The user interface can allow the user to select or deselect
sub-models that are aggregated to achieve the predictive model 412.
As the user submits the user's selection or de-selection of
sub-models, the predictive model 412 can be recalculated on the
fly, so that the user can better understand what factors
contributed to the predictive model 412.
[0062] In another embodiment, the spiff budget allocation model 500
is shown graphically in the user interface, for example, as shown
in FIG. 5. The user interface can allow the user to manually make
internal contributions, for example, by dragging the borders
between subdivisions. As the user submits the user's modifications,
the spiff budget allocation model 500 can be calculated on the fly
to display a new expected output amount, so that the user can
attempt to make further optimizations.
[0063] FIG. 6 is a screenshot of an exemplary user interface 600
according to an embodiment. The user interface 600 can be displayed
by the presentation layer 240 of FIG. 2. The user interface 600 can
include informational frames 602-606 and a graphical representation
of a spiff budget allocation model including an expected output
690.
[0064] Informational frame 602 shows the salespeople participating
in the sales campaign. They can be selected or de-selected through
the informational frame 602. As the user submits the user's
selection or de-selection of salespeople, the spiff budget
allocation model can be regenerated on the fly. Disclosed
embodiments allow for on-the-fly or near-real-time model
regeneration due to the fact that the processor-intensive activity
(e.g., generating the performance models) has already been
completed by the performance model generator.
[0065] The informational frame 602 can provide additional
information about each salesperson, for example, through an
activation means such as mousing over the corresponding graphical
object or right-clicking the object to open a menu and selecting a
menu item.
[0066] Informational frame 604 shows various filters that may be
applied. For example, the user can select or de-select items to
exclude or include salespeople that match the filter set.

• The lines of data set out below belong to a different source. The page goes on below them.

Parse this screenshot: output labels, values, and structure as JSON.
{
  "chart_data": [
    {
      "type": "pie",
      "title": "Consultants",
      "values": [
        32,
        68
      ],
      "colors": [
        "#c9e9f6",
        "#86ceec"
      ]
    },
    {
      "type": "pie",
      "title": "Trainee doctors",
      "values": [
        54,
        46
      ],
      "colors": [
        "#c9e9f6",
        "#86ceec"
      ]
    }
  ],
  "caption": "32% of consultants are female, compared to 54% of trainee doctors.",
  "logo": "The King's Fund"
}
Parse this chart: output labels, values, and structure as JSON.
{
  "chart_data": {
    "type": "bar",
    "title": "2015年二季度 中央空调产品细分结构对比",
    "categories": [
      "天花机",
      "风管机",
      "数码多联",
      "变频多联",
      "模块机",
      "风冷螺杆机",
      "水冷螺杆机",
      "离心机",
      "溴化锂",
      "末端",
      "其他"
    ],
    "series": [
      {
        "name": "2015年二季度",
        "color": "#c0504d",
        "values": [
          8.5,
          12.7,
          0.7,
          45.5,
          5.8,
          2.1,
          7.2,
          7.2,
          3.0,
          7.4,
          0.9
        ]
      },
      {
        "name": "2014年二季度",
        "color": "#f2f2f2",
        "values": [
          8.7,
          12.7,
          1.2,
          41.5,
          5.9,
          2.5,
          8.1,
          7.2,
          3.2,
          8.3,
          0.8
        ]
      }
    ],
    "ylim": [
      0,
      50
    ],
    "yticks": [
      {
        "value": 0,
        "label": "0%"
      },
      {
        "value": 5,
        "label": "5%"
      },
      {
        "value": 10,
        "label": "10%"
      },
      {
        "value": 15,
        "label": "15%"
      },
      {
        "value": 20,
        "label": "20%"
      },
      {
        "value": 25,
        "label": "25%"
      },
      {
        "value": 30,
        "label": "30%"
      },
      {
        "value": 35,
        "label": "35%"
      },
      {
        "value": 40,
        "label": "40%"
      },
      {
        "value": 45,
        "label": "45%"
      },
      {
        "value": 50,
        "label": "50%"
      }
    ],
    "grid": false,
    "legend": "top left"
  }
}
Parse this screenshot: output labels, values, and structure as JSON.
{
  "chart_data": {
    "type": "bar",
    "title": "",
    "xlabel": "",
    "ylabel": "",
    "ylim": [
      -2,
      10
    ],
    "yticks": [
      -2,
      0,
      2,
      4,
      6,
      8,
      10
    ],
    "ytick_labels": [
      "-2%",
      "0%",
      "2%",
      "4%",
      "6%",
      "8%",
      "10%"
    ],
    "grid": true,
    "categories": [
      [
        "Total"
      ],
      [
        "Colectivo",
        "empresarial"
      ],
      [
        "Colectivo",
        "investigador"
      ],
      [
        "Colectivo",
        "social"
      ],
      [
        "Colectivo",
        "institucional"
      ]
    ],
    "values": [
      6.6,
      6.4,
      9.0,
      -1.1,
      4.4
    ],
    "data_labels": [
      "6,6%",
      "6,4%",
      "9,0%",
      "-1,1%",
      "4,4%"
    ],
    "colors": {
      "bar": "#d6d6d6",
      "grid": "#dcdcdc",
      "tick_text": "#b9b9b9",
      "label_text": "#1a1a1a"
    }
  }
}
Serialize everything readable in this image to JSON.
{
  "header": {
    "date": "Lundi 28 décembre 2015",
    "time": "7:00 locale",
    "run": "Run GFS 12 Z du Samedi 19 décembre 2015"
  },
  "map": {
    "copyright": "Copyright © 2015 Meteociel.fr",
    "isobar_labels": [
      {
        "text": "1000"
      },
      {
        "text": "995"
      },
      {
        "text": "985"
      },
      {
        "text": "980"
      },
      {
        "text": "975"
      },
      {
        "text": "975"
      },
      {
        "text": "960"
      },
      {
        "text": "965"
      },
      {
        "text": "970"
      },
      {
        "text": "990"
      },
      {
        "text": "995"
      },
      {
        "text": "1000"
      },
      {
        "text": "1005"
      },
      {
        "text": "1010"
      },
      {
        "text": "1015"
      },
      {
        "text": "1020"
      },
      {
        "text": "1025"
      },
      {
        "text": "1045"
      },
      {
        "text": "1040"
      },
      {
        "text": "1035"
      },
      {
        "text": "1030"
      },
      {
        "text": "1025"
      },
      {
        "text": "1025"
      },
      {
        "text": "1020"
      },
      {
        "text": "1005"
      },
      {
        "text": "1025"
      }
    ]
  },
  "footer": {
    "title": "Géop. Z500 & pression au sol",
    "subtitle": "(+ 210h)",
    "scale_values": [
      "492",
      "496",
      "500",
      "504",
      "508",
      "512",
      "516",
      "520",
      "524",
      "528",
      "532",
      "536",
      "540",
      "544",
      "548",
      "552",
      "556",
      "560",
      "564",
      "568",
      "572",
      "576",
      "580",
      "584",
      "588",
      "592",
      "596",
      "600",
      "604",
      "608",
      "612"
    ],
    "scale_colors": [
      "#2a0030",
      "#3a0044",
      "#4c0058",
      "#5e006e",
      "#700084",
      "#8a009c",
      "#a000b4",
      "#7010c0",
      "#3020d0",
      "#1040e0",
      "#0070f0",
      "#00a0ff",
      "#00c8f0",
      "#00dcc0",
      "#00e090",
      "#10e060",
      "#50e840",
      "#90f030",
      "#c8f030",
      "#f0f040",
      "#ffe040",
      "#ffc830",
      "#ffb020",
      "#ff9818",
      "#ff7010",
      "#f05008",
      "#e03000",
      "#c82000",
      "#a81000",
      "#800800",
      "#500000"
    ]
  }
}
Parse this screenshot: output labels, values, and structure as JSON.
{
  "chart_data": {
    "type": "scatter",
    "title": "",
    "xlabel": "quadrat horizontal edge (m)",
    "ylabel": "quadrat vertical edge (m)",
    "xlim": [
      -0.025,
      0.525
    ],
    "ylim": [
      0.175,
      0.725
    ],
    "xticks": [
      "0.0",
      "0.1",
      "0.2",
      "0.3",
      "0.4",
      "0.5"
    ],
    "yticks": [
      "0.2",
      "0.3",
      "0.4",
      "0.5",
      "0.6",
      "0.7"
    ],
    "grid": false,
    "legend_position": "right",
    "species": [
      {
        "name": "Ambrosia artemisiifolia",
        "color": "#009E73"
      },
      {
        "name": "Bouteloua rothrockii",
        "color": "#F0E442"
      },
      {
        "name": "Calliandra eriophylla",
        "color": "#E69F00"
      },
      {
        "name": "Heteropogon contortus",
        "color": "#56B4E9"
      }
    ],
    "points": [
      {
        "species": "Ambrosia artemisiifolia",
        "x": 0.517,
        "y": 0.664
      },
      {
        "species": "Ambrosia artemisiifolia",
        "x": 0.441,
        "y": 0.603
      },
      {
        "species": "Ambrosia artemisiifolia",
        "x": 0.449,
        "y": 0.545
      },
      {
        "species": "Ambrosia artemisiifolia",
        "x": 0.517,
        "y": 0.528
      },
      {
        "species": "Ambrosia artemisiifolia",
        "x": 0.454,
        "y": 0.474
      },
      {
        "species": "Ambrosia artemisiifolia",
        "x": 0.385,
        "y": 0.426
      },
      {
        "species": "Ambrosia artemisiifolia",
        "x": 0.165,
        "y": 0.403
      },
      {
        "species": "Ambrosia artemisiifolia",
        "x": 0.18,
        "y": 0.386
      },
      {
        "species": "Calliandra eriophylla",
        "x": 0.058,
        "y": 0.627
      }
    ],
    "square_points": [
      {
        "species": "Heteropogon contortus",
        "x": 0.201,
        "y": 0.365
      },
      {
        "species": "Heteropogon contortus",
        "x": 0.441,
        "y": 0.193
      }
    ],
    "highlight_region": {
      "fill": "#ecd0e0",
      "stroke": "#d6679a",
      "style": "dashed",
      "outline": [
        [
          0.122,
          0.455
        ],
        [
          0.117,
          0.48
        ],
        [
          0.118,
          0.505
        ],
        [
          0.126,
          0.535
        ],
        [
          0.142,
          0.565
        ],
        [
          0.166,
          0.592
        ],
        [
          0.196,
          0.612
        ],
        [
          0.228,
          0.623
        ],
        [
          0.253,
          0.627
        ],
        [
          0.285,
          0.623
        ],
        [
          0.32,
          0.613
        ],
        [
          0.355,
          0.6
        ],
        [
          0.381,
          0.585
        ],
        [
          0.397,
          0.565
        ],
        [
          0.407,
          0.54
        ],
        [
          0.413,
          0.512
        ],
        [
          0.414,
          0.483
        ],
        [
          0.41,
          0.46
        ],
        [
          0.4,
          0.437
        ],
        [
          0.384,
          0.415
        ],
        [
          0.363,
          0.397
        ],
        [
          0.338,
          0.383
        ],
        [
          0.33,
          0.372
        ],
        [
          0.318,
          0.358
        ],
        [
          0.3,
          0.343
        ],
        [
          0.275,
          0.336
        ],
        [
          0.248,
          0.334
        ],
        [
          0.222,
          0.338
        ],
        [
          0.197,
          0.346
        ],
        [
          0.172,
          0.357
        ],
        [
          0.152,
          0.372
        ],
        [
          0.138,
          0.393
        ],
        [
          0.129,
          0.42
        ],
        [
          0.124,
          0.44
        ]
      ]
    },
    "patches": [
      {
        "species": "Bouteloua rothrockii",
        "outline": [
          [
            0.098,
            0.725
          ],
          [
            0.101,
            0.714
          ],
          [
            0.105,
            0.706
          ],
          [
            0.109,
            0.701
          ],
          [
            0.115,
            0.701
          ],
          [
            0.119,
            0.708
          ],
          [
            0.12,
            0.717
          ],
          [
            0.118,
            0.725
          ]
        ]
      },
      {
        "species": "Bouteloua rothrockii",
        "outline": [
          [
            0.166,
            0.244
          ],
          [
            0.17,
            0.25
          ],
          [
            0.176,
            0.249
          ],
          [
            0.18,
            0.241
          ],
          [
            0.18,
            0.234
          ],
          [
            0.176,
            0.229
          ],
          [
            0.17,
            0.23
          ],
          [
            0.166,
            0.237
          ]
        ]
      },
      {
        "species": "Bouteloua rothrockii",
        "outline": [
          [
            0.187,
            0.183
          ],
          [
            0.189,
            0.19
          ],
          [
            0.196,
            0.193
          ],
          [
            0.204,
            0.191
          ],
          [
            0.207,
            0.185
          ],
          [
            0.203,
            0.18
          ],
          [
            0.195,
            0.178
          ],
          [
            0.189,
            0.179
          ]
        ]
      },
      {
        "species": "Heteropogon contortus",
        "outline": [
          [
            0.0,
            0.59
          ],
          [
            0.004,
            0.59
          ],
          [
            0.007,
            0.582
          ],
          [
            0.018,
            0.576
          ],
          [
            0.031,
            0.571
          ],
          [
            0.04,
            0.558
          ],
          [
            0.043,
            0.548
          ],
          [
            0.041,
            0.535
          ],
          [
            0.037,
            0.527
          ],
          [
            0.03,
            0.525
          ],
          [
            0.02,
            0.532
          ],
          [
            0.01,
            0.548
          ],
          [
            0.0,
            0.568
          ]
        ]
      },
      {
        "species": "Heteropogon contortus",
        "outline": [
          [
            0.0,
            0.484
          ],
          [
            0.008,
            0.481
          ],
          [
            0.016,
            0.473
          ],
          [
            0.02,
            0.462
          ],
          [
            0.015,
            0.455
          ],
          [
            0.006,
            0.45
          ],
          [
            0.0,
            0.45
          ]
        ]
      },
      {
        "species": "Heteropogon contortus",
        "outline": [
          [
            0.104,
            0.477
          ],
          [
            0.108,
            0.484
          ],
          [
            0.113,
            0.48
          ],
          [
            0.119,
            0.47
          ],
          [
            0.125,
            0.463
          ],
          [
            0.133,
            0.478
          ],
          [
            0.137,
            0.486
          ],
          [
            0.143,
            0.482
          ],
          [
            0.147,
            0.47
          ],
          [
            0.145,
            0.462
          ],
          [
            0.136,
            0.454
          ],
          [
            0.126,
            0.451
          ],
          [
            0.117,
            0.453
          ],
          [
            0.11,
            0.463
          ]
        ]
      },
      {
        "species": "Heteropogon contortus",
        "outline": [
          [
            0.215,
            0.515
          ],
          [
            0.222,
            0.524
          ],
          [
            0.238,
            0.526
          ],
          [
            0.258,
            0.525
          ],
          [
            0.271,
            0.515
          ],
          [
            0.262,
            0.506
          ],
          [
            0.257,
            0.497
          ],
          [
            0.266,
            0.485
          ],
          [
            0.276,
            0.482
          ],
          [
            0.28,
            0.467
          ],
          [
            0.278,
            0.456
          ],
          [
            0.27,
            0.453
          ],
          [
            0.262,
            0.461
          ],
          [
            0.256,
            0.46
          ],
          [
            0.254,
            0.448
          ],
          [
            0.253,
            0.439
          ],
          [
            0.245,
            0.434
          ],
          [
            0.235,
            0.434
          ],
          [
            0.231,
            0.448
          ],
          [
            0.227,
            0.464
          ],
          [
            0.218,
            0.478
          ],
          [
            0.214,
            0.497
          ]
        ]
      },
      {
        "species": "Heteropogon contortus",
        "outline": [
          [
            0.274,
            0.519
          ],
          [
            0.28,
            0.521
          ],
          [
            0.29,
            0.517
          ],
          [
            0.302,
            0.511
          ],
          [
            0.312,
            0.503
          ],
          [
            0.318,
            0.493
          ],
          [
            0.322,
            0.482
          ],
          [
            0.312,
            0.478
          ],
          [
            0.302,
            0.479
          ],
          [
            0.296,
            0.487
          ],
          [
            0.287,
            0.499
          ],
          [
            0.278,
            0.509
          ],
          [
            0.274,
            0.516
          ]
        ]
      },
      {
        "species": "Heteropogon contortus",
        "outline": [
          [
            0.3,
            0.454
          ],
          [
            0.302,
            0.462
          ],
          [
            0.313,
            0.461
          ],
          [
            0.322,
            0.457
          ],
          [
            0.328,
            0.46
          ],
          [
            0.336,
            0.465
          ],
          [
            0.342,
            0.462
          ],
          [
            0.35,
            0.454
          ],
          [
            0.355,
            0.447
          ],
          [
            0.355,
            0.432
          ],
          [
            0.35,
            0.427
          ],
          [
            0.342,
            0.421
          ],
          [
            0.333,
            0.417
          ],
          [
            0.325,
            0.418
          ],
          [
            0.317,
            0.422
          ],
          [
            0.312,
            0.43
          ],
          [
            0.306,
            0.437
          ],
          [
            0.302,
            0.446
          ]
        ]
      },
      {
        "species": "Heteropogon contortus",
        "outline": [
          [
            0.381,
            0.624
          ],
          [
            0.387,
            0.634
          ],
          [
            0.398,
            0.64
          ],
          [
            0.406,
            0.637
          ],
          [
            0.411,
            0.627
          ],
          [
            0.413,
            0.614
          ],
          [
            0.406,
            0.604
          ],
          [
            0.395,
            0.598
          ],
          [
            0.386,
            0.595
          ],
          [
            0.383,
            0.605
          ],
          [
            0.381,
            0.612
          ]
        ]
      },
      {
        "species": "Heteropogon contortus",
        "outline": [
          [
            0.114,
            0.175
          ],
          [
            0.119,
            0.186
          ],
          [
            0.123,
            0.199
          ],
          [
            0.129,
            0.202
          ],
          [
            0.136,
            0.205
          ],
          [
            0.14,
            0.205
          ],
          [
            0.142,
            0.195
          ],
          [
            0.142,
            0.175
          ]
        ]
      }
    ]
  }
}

[0067] Informational frame 606 shows various spiff packages that
may be applied. The performance models may include sub-models that
track how a salesperson responds differently with different
compensation formats. For example, salesperson S.sub.1 might
historically have produced higher sales revenues when incentivized
with a $15,000 luxury watch with $200 engraving rather than with
$15,200 in cash. Informational frame 606 allows the user to edit
spiff packages and apply the packages to individual salespersons,
the expected output 690 changing on the fly. Further, the spiff
budget allocation model generator might have already determined
optimal spiff packages based on the aforementioned performance
models. If so, the user interface can also display the determined
optimal spiff packages, for example, when the user mouses over the
salespeople S.sub.1 to S.sub.4 either in informational frame 602 or
in the graphical representation of the spiff budget allocation
model.
[0068] Informational frame 608 shows campaign details for the
current sales campaign. The campaign details can also be edited by
the user and saved as a new campaign in the system, for example, in
another database in the storage layer.
Method
[0069] FIG. 7 is a flow diagram of an exemplary method 700
according to an embodiment. The method 700 starts by populating the
storage at S702. Then, the user inputs sales parameters at S704.
Then, the system analyzes the inputs at S706. Then, the system
creates performance models at S708. Then, the system generates a
spiff budget allocation model at S710. Then, the system displays
the models in the user interface at S712. Optionally, the system
may receive user inputs at S714, which for example, may edit the
sales parameters at S704.
[0070] Various modifications may be made to the method 700. For
example, it is not required that S704 and S706 occur before S708.
As described above, the performance models may be generated prior
to creation of a new sales campaign. Further, it is optional that
the system displays the results in a user interface at S712. The
model data may instead be exported to another system for display or
further analysis.
[0071] While one or more implementations have been described by way
of example and in terms of the specific embodiments, it is to be
understood that one or more implementations are not limited to the
disclosed embodiments. To the contrary, it is intended to cover
various modifications and similar arrangements as would be apparent
to those skilled in the art. Therefore, the scope of the appended
claims should be accorded the broadest interpretation so as to
encompass all such modifications and similar arrangements.
* * * * *